Önce tahribatın boyutlarına bakalım: Depremin 70,75 milyar doları konut zararı, 10,4 milyar doları milli gelir kaybı ve 2,91 milyar doları işgünü kaybı olmak üzere toplamda 84,06 milyar dolar hasara neden olduğu hesaplanıyor. Afete maruz kalan 10 ilin ihracatının 15 milyar dolar düzeyinin altına düşebileceği öngörülüyor. Mevcut şartlar altında bütçe açığı en azından 1 trilyon TL’nin üzerine çıkacak. Bu da bütçe açığının milli gelire oranının yüzde 5,4’ün üzerinde gerçekleşmesi demektir. Kısacası, zaten ödemeler dengesi krizine sürüklenmiş olan ekonominin büyüme oranı düşecek ve kriz derinleşecek.

Şimdi dikkat. Hangi hükümet olursa olsun, herhangi bir kapitalist hükümet bu enkazın altından ancak üç yolla kalkmaya çalışır: 1) Para basarak; ki bu enflasyonu iyice azdırır ve emekçi halkı daha da derin bir sefalete sürükler. 2) Dışardan borç alarak; ki bu ülkeyi tüm ekonomisi ve siyaseti ile birlikte IMF, Dünya Bankası, Wall Street gibi emperyalist mali merkezlere daha da bağımlı hale getirir. 3) Üretim maliyetlerini düşürerek, ki bu da işçi ve emekçileri kölelik koşullarına iterek ve baskılayarak mümkün olur. Her kapitalist devlet bu üç yolu da değişik oranlarda birlikte uygular. Türkiye’de de olacak olan budur.

Vampirler

Şu anki Tek Adam hükümeti bunları uygulamaya başladı bile. İlan ettiği OHAL ile birlikte bölgedeki tüm işçi haklarını ve sendikal hakları üç ay süreyle yasakladı. Üç ay sonra hâlâ işbaşındaysa bu süreyi uzatacaktır. Öte yandan sözde işten çıkarma yasağı ilan etti ama “işyerinin herhangi bir sebeple kapanması veya faaliyetinin sona ermesi” durumunu bu yasağın dışında bırakarak patronları rahatlattı. Ve bir yandan da “bir ay içinde yeni konutların inşasına başlayacağız” diyerek ellerini ovuşturarak bekleyen inşaat çetelerine “müjde” verdi.

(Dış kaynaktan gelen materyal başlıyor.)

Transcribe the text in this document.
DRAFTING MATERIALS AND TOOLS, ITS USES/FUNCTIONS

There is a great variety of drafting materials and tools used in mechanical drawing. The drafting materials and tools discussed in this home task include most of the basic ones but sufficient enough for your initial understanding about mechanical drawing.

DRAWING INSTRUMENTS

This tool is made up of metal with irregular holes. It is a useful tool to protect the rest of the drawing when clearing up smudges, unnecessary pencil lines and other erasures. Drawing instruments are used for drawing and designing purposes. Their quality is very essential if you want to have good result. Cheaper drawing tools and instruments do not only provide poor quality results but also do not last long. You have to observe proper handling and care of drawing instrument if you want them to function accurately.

İşveren örgütleri de hemen durumdan yararlanabilmek için atağa geçtiler. Depremzede halk henüz daha doğru dürüst çadır bulamazken işverenler işyerlerindeki zararların karşılanması için sigorta şirketlerinin hemen harekete geçmesini; işçilerin ücretini ödememek için hükümetin bunlara işsizlik maaşı bağlamasını; 10 yıl faizsiz kredi desteği verilmesi ve mevcut kredilerin 10 yıl vadeyle yapılandırılmasını; elektrik ve doğalgaz faturalarına teşvikler verilerek faturaların sübvanse edilmesini; elektrik ve doğalgaz fatura borçlarının ötelenmesi ve faizsiz taksitlere bölünmesini… ve daha neler neler istiyorlar.

Dahası var. Kahramanmaraş Sanayici ve İş İnsanları Derneği (KASİAD) Yönetim Kurulu Başkanı Mikail Utlu, işçilerin başka güvenli bölgelere göç etmesinin engellenmesi için hükümetten binlerce konteyner istiyor; bunları işyerinde kurup işçileri orada yatırıp kaldırmayı talep ediyor. Yani, işçiler için toplama kamplarının kurulmasını öneriyor. Kocaeli Sanayi Odası Başkanı Ayhan Zeytinoğlu da deprem bölgesinde bulunan çalışan nüfusun Kocaeli ve çevre illere gelmemesini söylüyor. İşverenlere “Bunları işe almayın” diyor.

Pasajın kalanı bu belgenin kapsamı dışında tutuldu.